The arrest in Guinea-Bissau of suspected al Qaeda killers of four French tourists in Mauritania shows how West Africa has become a "black hole" of crime mafias, traffickers and terrorists, a UN expert said on Sunday.
Antonio Mazzitelli of the United Nations Office on Drugs and Crime (UNODC) urged international security agencies to pay more attention to the West African region, which he said was turning into a hotbed of crime and potential terrorism.
Police in Guinea-Bissau on Friday arrested two Mauritanians suspected of killing four French tourists shot on Christmas Eve as they picnicked by a roadside in south-east Mauritania.
The two, who Bissau police said admitted belonging to al Qaeda, were extradited to Mauritania on Saturday along with three suspected accomplices, all Mauritanians. They threatened further attacks and were defiantly anti-Western, police said.
The Mauritania killings, which led to the 2008 Lisbon-Dakar rally being cancelled, have touched off alarm bells in security circles, raising the prospect of Islamic terrorist cells operating further south than before in Sub-Saharan Africa.
"This sort of thing confirms our worst worries, that all kinds of criminals can turn up in places like Guinea-Bissau or elsewhere in West Africa ... there might be many others like these," Mazzitelli told Reuters in an interview.
Bissau police, already fighting an invasion of Latin American drug cartels who use the small West African state to ship cocaine to Europe, were alarmed to find that one of the detained Mauritanians had previously lived in Guinea-Bissau for two years and spoke the local creole language. Mauritanian authorities are already calling the arrested suspects a "sleeper cell" of al Qaeda in West Africa.
"West Africa has become a black hole where any kind of wanted person can come and operate or hide ... be they terrorists or other kinds of criminals," said Mazzitelli, who heads the UNODC office for West and Central Africa.

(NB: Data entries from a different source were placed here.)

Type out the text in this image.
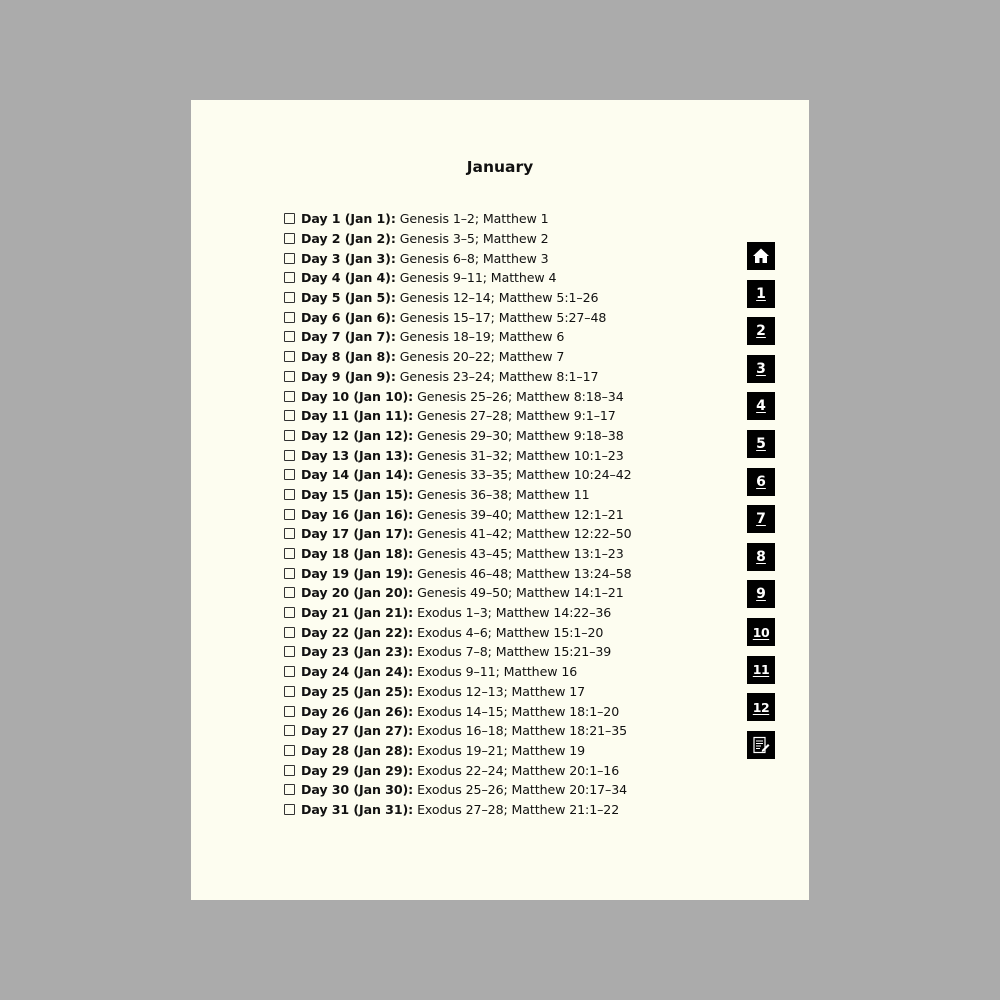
January
Day 1 (Jan 1): Genesis 1–2; Matthew 1
Day 2 (Jan 2): Genesis 3–5; Matthew 2
Day 3 (Jan 3): Genesis 6–8; Matthew 3
Day 4 (Jan 4): Genesis 9–11; Matthew 4
Day 5 (Jan 5): Genesis 12–14; Matthew 5:1–26
Day 6 (Jan 6): Genesis 15–17; Matthew 5:27–48
Day 7 (Jan 7): Genesis 18–19; Matthew 6
Day 8 (Jan 8): Genesis 20–22; Matthew 7
Day 9 (Jan 9): Genesis 23–24; Matthew 8:1–17
Day 10 (Jan 10): Genesis 25–26; Matthew 8:18–34
Day 11 (Jan 11): Genesis 27–28; Matthew 9:1–17
Day 12 (Jan 12): Genesis 29–30; Matthew 9:18–38
Day 13 (Jan 13): Genesis 31–32; Matthew 10:1–23
Day 14 (Jan 14): Genesis 33–35; Matthew 10:24–42
Day 15 (Jan 15): Genesis 36–38; Matthew 11
Day 16 (Jan 16): Genesis 39–40; Matthew 12:1–21
Day 17 (Jan 17): Genesis 41–42; Matthew 12:22–50
Day 18 (Jan 18): Genesis 43–45; Matthew 13:1–23
Day 19 (Jan 19): Genesis 46–48; Matthew 13:24–58
Day 20 (Jan 20): Genesis 49–50; Matthew 14:1–21
Day 21 (Jan 21): Exodus 1–3; Matthew 14:22–36
Day 22 (Jan 22): Exodus 4–6; Matthew 15:1–20
Day 23 (Jan 23): Exodus 7–8; Matthew 15:21–39
Day 24 (Jan 24): Exodus 9–11; Matthew 16
Day 25 (Jan 25): Exodus 12–13; Matthew 17
Day 26 (Jan 26): Exodus 14–15; Matthew 18:1–20
Day 27 (Jan 27): Exodus 16–18; Matthew 18:21–35
Day 28 (Jan 28): Exodus 19–21; Matthew 19
Day 29 (Jan 29): Exodus 22–24; Matthew 20:1–16
Day 30 (Jan 30): Exodus 25–26; Matthew 20:17–34
Day 31 (Jan 31): Exodus 27–28; Matthew 21:1–22
1
2
3
4
5
6
7
8
9
10
11
12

"It's a criminal paradise," he added. He cited indications that armed rebellions by Tuareg desert fighters in northern Niger and Mali, ostensibly launched on political grounds, were actually a front for large-scale trafficking of drugs and arms.
Fears of further attacks against foreigners in the Sahara and the Sahel have increased after three Italians were robbed by gunmen in early January near Timbuktu, the fabled Saharan trading town that is a popular tourist destination in Mali.
"ANYTHING CAN HAPPEN":
Worried about the threat of terrorism and trafficking of drugs and migrants, European and US law enforcement agencies have been focusing more attention on Africa's predominantly Muslim western shoulder.
Guinea-Bissau says French police helped them track down the Mauritanians, who are believed to have fled across Senegal after the Christmas Eve killings. The three suspected accomplices were caught trying to photograph French police officers in Bissau.
Security agents from European countries now keep a close watch on West African ports like Dakar, Conakry, Bissau and Nouadhibou to detect possible cargoes of drugs or illegal migrants that can be intercepted at sea by European navies.
But Mazzitelli said the vast region with its largely unpatrolled coastline, desert and bush remained an ideal hiding place for terrorists and criminals.
He said much more needed to be done to reinforce security cover of West Africa and improve law enforcement cooperation.
"If (al Qaeda leader Osama) bin Laden himself was here, we wouldn't necessarily know it, and even if he was we wouldn't necessarily be able to extradite him," Mazzitelli said.
He saw the United States' recent decision to create a separate African Command (Africom) as motivated in part by the need to counter the threat of terrorism and criminal activity taking root in the many ungoverned spaces of the continent.
"You could have some criminal or terrorist turning up in any of these countries with uranium ... anything can happen in this region," Mazzitelli said.